You know that heavy apron you have to wear when getting X-rays at the dentist? Well, because the radiation exposure is so low with digital radiographs, Oregon no longer requires the use of lead aprons when taking dental X-rays. This is a huge step towards educating the public on how truly low radiation exposure levels are. In light of this advancement, we thought we would provide more information to our patients on how safe dental X-rays really are.
Purpose of dental x-rays
Before we get further into why Oregon is no longer requiring these aprons, let’s take a step back and discuss why dentists need to take X-rays in the first place. Dental X-rays are used to see the condition ofyour teeth, all the way from the crown to the root. They provide extensive details of the tooth, bone and supporting tissues of the mouth. X-rays are essential to dental care treatment as they can diagnose potential oral care issues. They’re diagnostic, but also preventative. X-rays allow dentists to find cavities, examine tooth roots, help diagnose periodontal disease, see the status of developing/growing teeth and check the overall health of your teeth and mouth.
Over the past 50 years, technology advancements have allowed X-ray equipment and procedures to significantly reduce the amount of radiation exposure to patients. In fact, getting eight dental X-rays exposes you to roughly the same amount of radiation as flying on an airplane from New York to Los Angeles. And you don’t wear a lead apron on a plane, do you?
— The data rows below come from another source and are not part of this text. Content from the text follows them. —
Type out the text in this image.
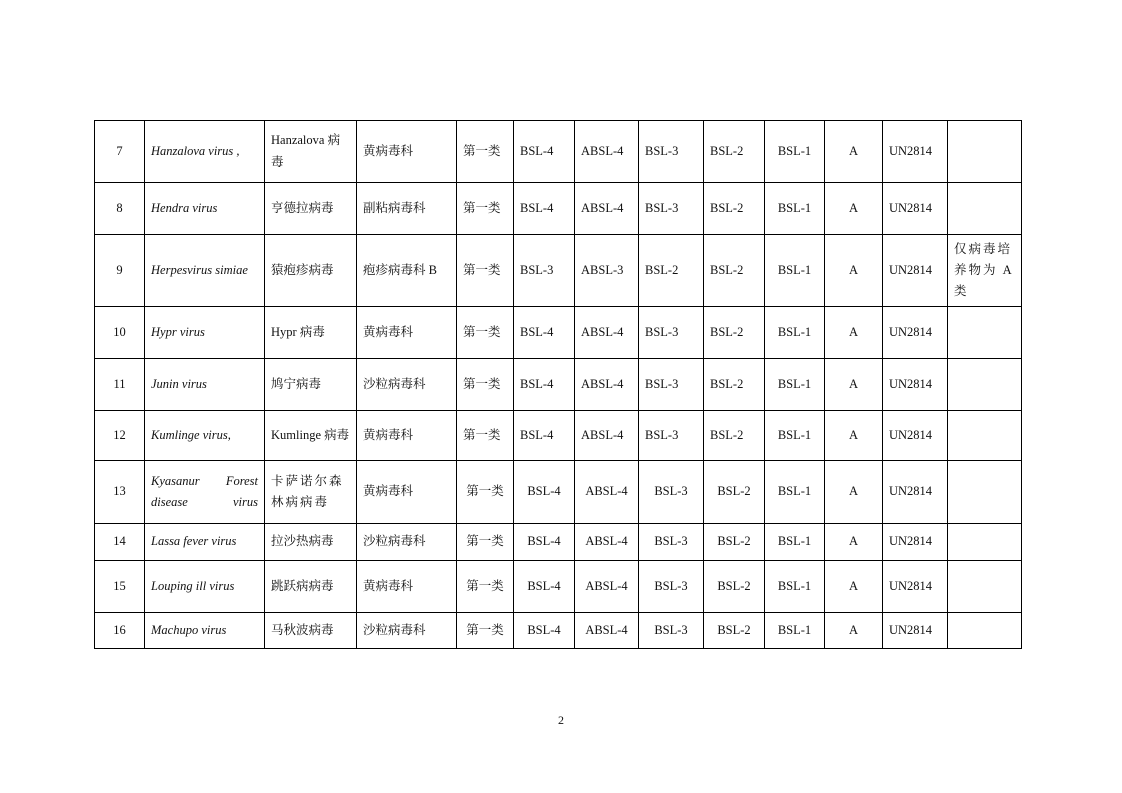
7	Hanzalova virus ,	Hanzalova 病毒	黄病毒科	第一类	BSL-4	ABSL-4	BSL-3	BSL-2	BSL-1	A	UN2814	
8	Hendra virus	亨德拉病毒	副粘病毒科	第一类	BSL-4	ABSL-4	BSL-3	BSL-2	BSL-1	A	UN2814	
9	Herpesvirus simiae	猿疱疹病毒	疱疹病毒科 B	第一类	BSL-3	ABSL-3	BSL-2	BSL-2	BSL-1	A	UN2814	仅病毒培养物为 A 类
10	Hypr virus	Hypr 病毒	黄病毒科	第一类	BSL-4	ABSL-4	BSL-3	BSL-2	BSL-1	A	UN2814	
11	Junin virus	鸠宁病毒	沙粒病毒科	第一类	BSL-4	ABSL-4	BSL-3	BSL-2	BSL-1	A	UN2814	
12	Kumlinge virus,	Kumlinge 病毒	黄病毒科	第一类	BSL-4	ABSL-4	BSL-3	BSL-2	BSL-1	A	UN2814	
13	Kyasanur Forest disease virus	卡萨诺尔森林病病毒	黄病毒科	第一类	BSL-4	ABSL-4	BSL-3	BSL-2	BSL-1	A	UN2814	
14	Lassa fever virus	拉沙热病毒	沙粒病毒科	第一类	BSL-4	ABSL-4	BSL-3	BSL-2	BSL-1	A	UN2814	
15	Louping ill virus	跳跃病病毒	黄病毒科	第一类	BSL-4	ABSL-4	BSL-3	BSL-2	BSL-1	A	UN2814	
16	Machupo virus	马秋波病毒	沙粒病毒科	第一类	BSL-4	ABSL-4	BSL-3	BSL-2	BSL-1	A	UN2814	
2
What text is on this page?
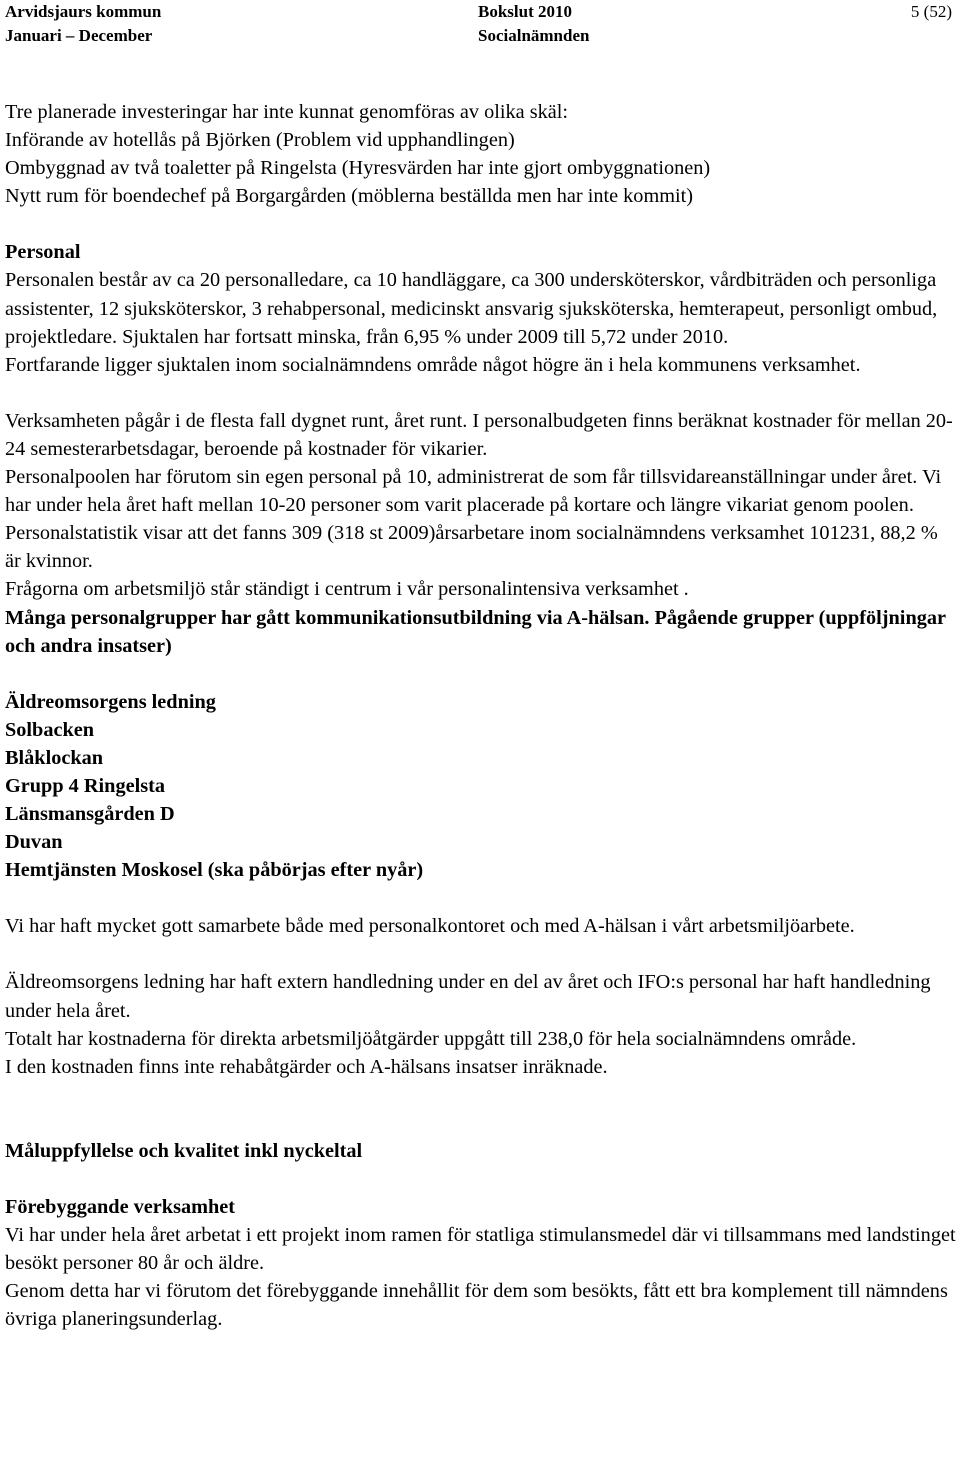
Arvidsjaurs kommun
Januari – December
Bokslut 2010
Socialnämnden
5 (52)

Tre planerade investeringar har inte kunnat genomföras av olika skäl:

Införande av hotellås på Björken (Problem vid upphandlingen)

Ombyggnad av två toaletter på Ringelsta (Hyresvärden har inte gjort ombyggnationen)

Nytt rum för boendechef på Borgargården (möblerna beställda men har inte kommit)

Personal

Personalen består av ca 20 personalledare, ca 10 handläggare, ca 300 undersköterskor, vårdbiträden och personliga assistenter, 12 sjuksköterskor, 3 rehabpersonal, medicinskt ansvarig sjuksköterska, hemterapeut, personligt ombud, projektledare. Sjuktalen har fortsatt minska, från 6,95 % under 2009 till 5,72 under 2010.

Fortfarande ligger sjuktalen inom socialnämndens område något högre än i hela kommunens verksamhet.

Verksamheten pågår i de flesta fall dygnet runt, året runt. I personalbudgeten finns beräknat kostnader för mellan 20-24 semesterarbetsdagar, beroende på kostnader för vikarier.

Personalpoolen har förutom sin egen personal på 10, administrerat de som får tillsvidareanställningar under året. Vi har under hela året haft mellan 10-20 personer som varit placerade på kortare och längre vikariat genom poolen.

Personalstatistik visar att det fanns 309 (318 st 2009)årsarbetare inom socialnämndens verksamhet 101231, 88,2 % är kvinnor.

Frågorna om arbetsmiljö står ständigt i centrum i vår personalintensiva verksamhet .

Många personalgrupper har gått kommunikationsutbildning via A-hälsan. Pågående grupper (uppföljningar och andra insatser)

Äldreomsorgens ledning

Solbacken

Blåklockan

Grupp 4 Ringelsta

Länsmansgården D

Duvan

Hemtjänsten Moskosel (ska påbörjas efter nyår)

Vi har haft mycket gott samarbete både med personalkontoret och med A-hälsan i vårt arbetsmiljöarbete.

Äldreomsorgens ledning har haft extern handledning under en del av året och IFO:s personal har haft handledning under hela året.

Totalt har kostnaderna för direkta arbetsmiljöåtgärder uppgått till 238,0 för hela socialnämndens område.

I den kostnaden finns inte rehabåtgärder och A-hälsans insatser inräknade.

Måluppfyllelse och kvalitet inkl nyckeltal

Förebyggande verksamhet

Vi har under hela året arbetat i ett projekt inom ramen för statliga stimulansmedel där vi tillsammans med landstinget besökt personer 80 år och äldre.

Genom detta har vi förutom det förebyggande innehållit för dem som besökts, fått ett bra komplement till nämndens övriga planeringsunderlag.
Compared to the total exposure of radiation from all sources, radiation associated with dentistry is extremely minor. To put it into perspective, here is a radiation dosage chart that compares different radiation contributors. A great visual!
Exceptions and precautions
Individual states regulate the practice of requiring lead aprons in dental exams, so it varies across the country. Although Oregon no longer requires the lead apron, there are still some precautions set in place. The Radiation Protection Services (RPS) still recommends that pregnant woman wear lead aprons as a precaution because a developing fetus is the most vulnerable to the effects of radiation exposure. In addition, there are certain types of dental exams that can benefit from the use of a lead apron. For example, the International Atomic Energy Association (IAEA) recommends providing lead aprons for vertex occlusal exams to provide additional protection.
In closing, our dentist office here in Eugene, Oregon will still be offering aprons to patients as a precaution, but will no longer be requiring it. So, if you still do not feel comfortable without an apron, we are happy to provide one for you!